“I don’t know how to thank you, Captain Hardwick,” said Henry gratefully. “What I can’t understand is why you should be willing to do so much for a boy who is a perfect stranger to you.”
“Would you really like to know?”
“Indeed I would.”
“Then I’ll tell you. It is because of what I read in your face.”
“What can you read in my face?” cried Henry in amazement.
“A great deal that you don’t dream of. Perhaps you do not know that all of us write our histories on our faces.”
“Our histories on our faces!” repeated Henry. “What do you mean, Captain?”
“I mean just what I say. I know exactly the sort of boy you are, just as well as though I had known you all your life. And I would know just as truly if you were mean or cowardly or dishonest.”
Henry was too much astonished for words. The captain’s remark made him very serious for a time. “Gee whiz!” he thought. “If what the captain says is true, a fellow has to be mighty careful what he does. Why, just think of all the wonderful things that Captain Hardwick has done for me, and he says he did them because of what he read in my face. I can hardly believe it. Yet there must be something in it, for there are those two assistant radio men and I dislike the one and like the other, and it’s nothing in the world that makes me feel that way except their faces. Gee! I’m glad the captain didn’t dislike my face. And if what I do is going to affect my face and so affect my fortune, you can bet I’ll be mighty careful what I do.”
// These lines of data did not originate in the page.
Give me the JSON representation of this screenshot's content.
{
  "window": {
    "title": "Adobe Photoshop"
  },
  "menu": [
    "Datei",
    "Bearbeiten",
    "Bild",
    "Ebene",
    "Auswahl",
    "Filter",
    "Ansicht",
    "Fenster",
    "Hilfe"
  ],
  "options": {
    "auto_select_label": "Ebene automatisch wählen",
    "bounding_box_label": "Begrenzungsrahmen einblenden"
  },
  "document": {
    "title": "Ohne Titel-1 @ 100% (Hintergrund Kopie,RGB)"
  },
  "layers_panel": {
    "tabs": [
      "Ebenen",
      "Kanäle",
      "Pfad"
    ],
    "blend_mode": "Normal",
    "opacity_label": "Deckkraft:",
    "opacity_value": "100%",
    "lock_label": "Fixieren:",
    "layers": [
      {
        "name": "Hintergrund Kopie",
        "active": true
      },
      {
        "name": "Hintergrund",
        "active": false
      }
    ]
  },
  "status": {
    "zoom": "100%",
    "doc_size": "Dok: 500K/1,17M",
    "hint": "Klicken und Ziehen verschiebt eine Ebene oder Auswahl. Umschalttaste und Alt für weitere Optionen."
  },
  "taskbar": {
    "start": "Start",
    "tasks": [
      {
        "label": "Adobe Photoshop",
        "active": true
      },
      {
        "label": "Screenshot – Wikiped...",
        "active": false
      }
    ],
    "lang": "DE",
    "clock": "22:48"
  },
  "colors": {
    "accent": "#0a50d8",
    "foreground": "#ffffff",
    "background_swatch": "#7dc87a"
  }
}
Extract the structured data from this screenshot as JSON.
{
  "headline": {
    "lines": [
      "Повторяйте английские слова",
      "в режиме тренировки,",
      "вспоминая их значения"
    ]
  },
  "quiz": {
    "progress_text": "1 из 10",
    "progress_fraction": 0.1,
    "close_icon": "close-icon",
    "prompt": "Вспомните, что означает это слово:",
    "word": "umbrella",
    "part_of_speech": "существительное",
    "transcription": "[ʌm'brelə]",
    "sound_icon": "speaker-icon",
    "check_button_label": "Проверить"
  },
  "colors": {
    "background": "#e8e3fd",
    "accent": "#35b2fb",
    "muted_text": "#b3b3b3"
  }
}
Imbued, from this time forward, with the idea of becoming a radio man, Henry spent much of his time in the radio shack. His friendship for young Belford grew rapidly, and the two spent many pleasant hours together. They were about of an age and had much in common. Henry tried to be friendly with young Black, too, but the latter did not seem to welcome his advances. Nothing seemed to please him. He did not like his life on the Iroquois. He said his job was a miserable one, and when Henry asked why it was distasteful, he replied that being a radio man wasn’t bad in itself if only a fellow had decent companions to work with. Nobody, he said, could be expected to like his work if he had a boss like the chief electrician.